Selective ribosome profiling as a tool to study interactions of translating ribosomes in mammalian cells.

The processing, membrane targeting and folding of newly synthesized polypeptides is closely linked to their synthesis at the ribosome. A network of enzymes, chaperones and targeting factors engages ribosome-nascent chain complexes (RNCs) to support these maturation processes. Exploring the modes of action of this machinery is critical for our understanding of functional protein biogenesis. Selective ribosome profiling (SeRP) is a powerful method for interrogating co-translational interactions of maturation factors with RNCs. It provides proteome-wide information on the factor's nascent chain interactome, the timing of factor binding and release during the progress of translation of individual nascent chain species, and the mechanisms and features controlling factor engagement. SeRP is based on the combination of two ribosome profiling (RP) experiments performed on the same cell population. In one experiment the ribosome-protected mRNA footprints of all translating ribosomes of the cell are sequenced (total translatome), while the other experiment detects only the ribosome footprints of the subpopulation of ribosomes engaged by the factor of interest (selected translatome). The codon-specific ratio of ribosome footprint densities from selected over total translatome reports on the factor enrichment at specific nascent chains. In this chapter, we provide a detailed SeRP protocol for mammalian cells. The protocol includes instructions on cell growth and cell harvest, stabilization of factor-RNC interactions, nuclease digest and purification of (factor-engaged) monosomes, as well as preparation of cDNA libraries from ribosome footprint fragments and deep sequencing data analysis. Purification protocols of factor-engaged monosomes and experimental results are exemplified for the human ribosomal tunnel exit-binding factor Ebp1 and chaperone Hsp90, but the protocols are readily adaptable to other co-translationally acting mammalian factors.
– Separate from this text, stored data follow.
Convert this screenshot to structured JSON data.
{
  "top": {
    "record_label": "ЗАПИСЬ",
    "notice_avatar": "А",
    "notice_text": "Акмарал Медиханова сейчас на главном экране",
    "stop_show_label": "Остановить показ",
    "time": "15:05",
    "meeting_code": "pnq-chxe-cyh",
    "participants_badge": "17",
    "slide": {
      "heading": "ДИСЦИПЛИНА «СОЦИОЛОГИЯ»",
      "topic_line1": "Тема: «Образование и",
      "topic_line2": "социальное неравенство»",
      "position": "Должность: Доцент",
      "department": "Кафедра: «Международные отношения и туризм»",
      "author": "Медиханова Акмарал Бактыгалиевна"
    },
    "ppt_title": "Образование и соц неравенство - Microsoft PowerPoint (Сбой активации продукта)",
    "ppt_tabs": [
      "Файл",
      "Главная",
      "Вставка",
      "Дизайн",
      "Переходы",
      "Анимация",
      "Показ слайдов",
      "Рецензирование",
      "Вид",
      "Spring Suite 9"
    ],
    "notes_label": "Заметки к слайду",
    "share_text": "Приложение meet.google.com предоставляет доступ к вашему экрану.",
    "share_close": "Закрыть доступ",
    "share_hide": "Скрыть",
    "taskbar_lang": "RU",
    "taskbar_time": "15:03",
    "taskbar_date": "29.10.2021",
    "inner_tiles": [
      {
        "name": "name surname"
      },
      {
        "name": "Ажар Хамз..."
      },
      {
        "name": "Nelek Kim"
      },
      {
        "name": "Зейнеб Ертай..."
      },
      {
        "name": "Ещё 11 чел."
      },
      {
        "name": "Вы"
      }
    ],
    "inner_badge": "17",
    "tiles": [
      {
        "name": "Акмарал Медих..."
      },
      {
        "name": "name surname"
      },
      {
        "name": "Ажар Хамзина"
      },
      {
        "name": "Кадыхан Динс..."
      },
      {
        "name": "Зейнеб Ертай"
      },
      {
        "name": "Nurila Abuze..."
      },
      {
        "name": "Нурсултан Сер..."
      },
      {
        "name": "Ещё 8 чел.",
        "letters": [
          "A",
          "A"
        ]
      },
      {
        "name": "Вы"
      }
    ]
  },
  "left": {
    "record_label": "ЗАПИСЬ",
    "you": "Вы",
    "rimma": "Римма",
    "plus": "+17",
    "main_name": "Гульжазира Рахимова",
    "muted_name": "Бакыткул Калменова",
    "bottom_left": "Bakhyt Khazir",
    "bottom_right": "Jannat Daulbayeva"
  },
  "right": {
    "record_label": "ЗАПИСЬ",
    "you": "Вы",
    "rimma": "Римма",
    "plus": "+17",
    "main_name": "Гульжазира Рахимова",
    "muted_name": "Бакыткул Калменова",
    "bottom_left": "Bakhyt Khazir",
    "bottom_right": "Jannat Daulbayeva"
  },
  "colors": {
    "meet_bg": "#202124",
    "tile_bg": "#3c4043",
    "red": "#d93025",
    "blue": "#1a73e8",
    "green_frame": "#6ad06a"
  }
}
Deformylation of nascent peptide chains on the ribosome.

Processing of newly synthesized polypeptides is essential for protein homeostasis and cell viability. In bacteria and eukaryotic organelles, all proteins are synthesized with formylmethionine at their N-terminus. As the nascent peptide emerges from the ribosome during translation, the formyl group is removed by peptide deformylase (PDF), an enzyme that belongs to the family of ribosome-associated protein biogenesis factors (RPBs). Because PDF is essential in bacteria but not in humans (except for the PDF homolog acting in mitochondria), the bacterial enzyme is a promising antimicrobial drug target. While much of the mechanistic work on PDF was carried out using model peptides in solution, understanding the mechanism of PDF in cells and developing effective PDF inhibitors requires experiments with its native cellular substrates, i.e., ribosome-nascent chain complexes. Here, we describe protocols to purify PDF from Escherichia coli and to test its deformylation activity on the ribosome in multiple-turnover and single-round kinetic regimes as well as in binding assays. These protocols can be used to test PDF inhibitors, to study the peptide specificity of PDF and its interplay with other RPBs, as well as to compare the activity and specificity of bacterial and mitochondrial PDFs.